Esta transcrição foi gerada automaticamente por Inteligência Artificial e pode conter erros ou imprecisões.

As notícias com Carla Jorge Carvalho. A presidente da Comissão Europeia entende que a União vive um momento ao mesmo tempo forte e precário, por causa dos vários desafios que enfrenta. Alguns dos destaques do discurso de Ursula von der Leyen no Estado da União.

No Parlamento Europeu em Estrasburgo, a presidente da Comissão Europeia faz uma avaliação positiva do último ano para a Europa. Considera que os 27 lidaram melhor do que se pensava com as guerras no Oriente Médio, mas ao mesmo tempo coloca o reforço da economia como o principal objetivo do futuro. Tempos que aí vêm, que Ursula von der Leyen classifica como excepcionais e desafiantes.

Eu diria que o estado da nossa União é o mais forte que já existiu, mas o estado da nossa União também pode parecer tão precário como nunca.
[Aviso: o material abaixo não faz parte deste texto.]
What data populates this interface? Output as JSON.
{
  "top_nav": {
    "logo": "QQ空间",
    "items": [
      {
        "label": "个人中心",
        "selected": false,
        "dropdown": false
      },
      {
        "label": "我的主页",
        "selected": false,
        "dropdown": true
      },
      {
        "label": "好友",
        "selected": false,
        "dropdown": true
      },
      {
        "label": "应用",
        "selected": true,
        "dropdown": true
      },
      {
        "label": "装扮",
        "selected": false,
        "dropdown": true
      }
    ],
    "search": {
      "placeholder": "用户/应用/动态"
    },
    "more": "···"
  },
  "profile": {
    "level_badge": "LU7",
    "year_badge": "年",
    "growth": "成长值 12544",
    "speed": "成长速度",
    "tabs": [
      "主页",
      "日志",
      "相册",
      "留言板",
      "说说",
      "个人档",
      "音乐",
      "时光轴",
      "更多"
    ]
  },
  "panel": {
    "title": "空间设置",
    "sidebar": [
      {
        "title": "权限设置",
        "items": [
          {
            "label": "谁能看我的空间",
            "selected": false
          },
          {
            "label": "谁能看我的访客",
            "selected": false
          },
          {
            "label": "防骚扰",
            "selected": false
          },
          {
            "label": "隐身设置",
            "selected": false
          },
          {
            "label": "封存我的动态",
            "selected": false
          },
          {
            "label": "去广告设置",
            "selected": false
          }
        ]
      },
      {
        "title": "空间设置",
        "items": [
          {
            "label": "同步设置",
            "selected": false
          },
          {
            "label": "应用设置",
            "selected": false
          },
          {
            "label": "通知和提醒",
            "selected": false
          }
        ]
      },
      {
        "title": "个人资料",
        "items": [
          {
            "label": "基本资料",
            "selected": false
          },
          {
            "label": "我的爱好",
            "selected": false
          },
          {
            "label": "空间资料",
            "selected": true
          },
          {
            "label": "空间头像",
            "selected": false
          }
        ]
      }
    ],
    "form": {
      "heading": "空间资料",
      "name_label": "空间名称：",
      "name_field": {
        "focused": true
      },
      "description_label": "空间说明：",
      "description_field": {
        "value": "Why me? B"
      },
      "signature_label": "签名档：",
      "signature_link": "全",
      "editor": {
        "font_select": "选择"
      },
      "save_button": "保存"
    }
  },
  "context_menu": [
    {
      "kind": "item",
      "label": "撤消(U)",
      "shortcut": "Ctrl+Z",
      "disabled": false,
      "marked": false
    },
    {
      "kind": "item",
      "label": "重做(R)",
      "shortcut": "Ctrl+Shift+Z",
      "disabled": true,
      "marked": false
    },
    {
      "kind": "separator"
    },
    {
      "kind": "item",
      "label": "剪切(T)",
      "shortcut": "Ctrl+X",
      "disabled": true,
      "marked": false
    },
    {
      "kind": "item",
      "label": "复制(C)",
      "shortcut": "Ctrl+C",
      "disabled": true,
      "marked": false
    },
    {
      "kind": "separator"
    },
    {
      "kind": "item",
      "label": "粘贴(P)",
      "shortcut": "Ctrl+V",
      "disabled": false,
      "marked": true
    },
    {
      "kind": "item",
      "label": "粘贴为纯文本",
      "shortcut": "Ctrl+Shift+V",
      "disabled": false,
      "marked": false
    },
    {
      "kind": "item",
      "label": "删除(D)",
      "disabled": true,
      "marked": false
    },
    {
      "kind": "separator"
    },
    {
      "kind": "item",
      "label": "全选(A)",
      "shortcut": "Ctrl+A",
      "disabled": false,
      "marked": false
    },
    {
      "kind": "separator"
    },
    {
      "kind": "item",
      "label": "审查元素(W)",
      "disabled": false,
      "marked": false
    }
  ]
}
Estas duas afirmações podem parecer incompatíveis, mas ambas são verdadeiras e refletem estes tempos excepcionais. Este tempo complexo de, por um lado, grandes possibilidades e, por outro, grandes perigos. Neste mundo, a Europa escolheu trilhar o seu próprio caminho. Este é o trabalho que fizemos nos últimos anos. Esta é uma Europa mais forte, mais independente, que está agora a surgir. É uma Europa que se está a libertar da dependência tóxica dos combustíveis fósseis russos. Esta é uma Europa que está a transformar a sua política industrial enquanto mantém o seu modelo social. Esta é uma Europa melhor capaz de se defender de gigantes.

A presidente da Comissão Europeia fala numa Europa que se apoia mutuamente, mas que enfrenta também desafios, como as guerras ou as ameaças de Donald Trump à Gronelândia. Ursula von der Leyen apela, por isso, aos Estados-membros para que acelerem a transição climática.
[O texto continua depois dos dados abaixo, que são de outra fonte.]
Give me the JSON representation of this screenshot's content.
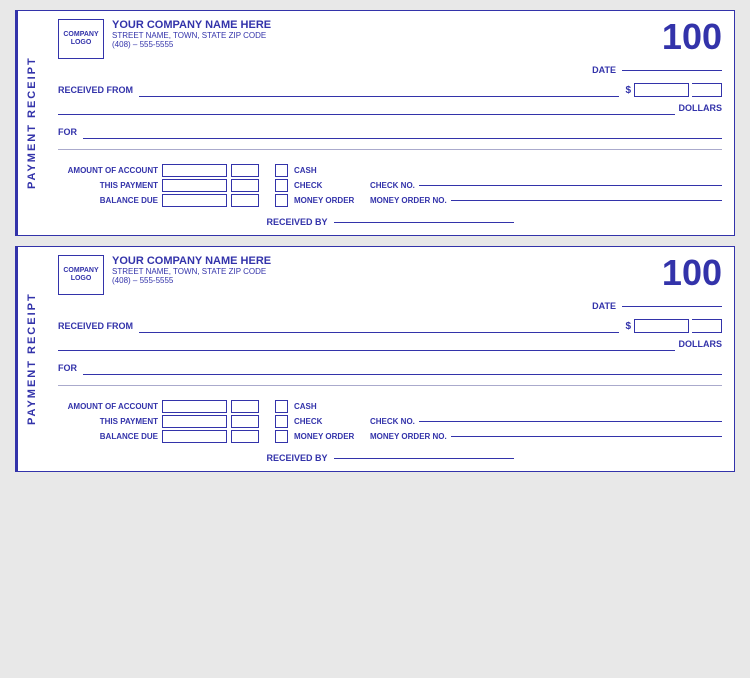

Veio o encerramento do Estreito de Ormuz e com isso, mais uma vez, sentimos amargamente o custo da nossa dependência geral dos combustíveis fósseis importados. Desde o início do conflito em Ormuz, os combustíveis importados custaram mais de 90 mil milhões de euros. Temos de investir mais depressa, temos de acelerar as ligações das redes, temos de criar armazenamento. Resumindo, vamos tornar o futuro da Europa elétrico.

A presidente da Comissão Europeia falou ainda sobre a relação da Europa com a China. Diz que precisa de ser reequilibrada, porque a atual situação é descrita como insustentável. Este discurso contou ainda com o convite para que o Canadá se junte ao bloco dos 27, como membro associado. Von der Leyen destaca ainda a necessidade de uma Europa mais unida, menos burocrática, para que se tomem decisões mais rápidas e eficazes.

E na análise, o especialista em assuntos europeus, Henrique Burnett, destaca que o discurso de von der Leyen revela um otimismo em tempos de pessimismo.

Foi o destaque aqui, a análise no Explicador. Henrique Burnett considera que o discurso da presidenta da Comissão Europeia não contou com grandes bandeiras de sucesso, mas deu pistas para o futuro da Europa.

Aquilo que von der Leyen quis dizer nessa abertura do discurso, citando aquela ideia do é o melhor dos tempos, é o pior dos tempos, é que, por um lado, vivemos riscos inéditos e, por outro lado, que temos algumas competências e algumas capacidades, também elas inéditas, para lhes responder. É uma espécie de otimismo em tempos de pessimismo. E talvez esse seja um bom resumo do tom do discurso, que não tem sido muito entusiasmante, nem com grandes bandeiras de sucesso, mas que dá pistas para onde é que se deve ir.

Análise de Henrique Burnett sobre o discurso de Ursula von der Leyen sobre o Estado da União. Nesta altura, está a decorrer o debate com os eurodeputados. O Jornal Expresso avança, entretanto, que Luís Montenegro defende que António Costa deve continuar à frente do Conselho Europeu por mais dois anos e meio. Em causa a solução proposta pelo presidente do Partido Popular Europeu, defende que não se mexe nos cargos de topo até o final da atual legislatura, o que implica tanto a reeleição de António Costa como de Roberta Metsola, como presidente do Parlamento Europeu. O mandato de António Costa termina em junho do próximo ano.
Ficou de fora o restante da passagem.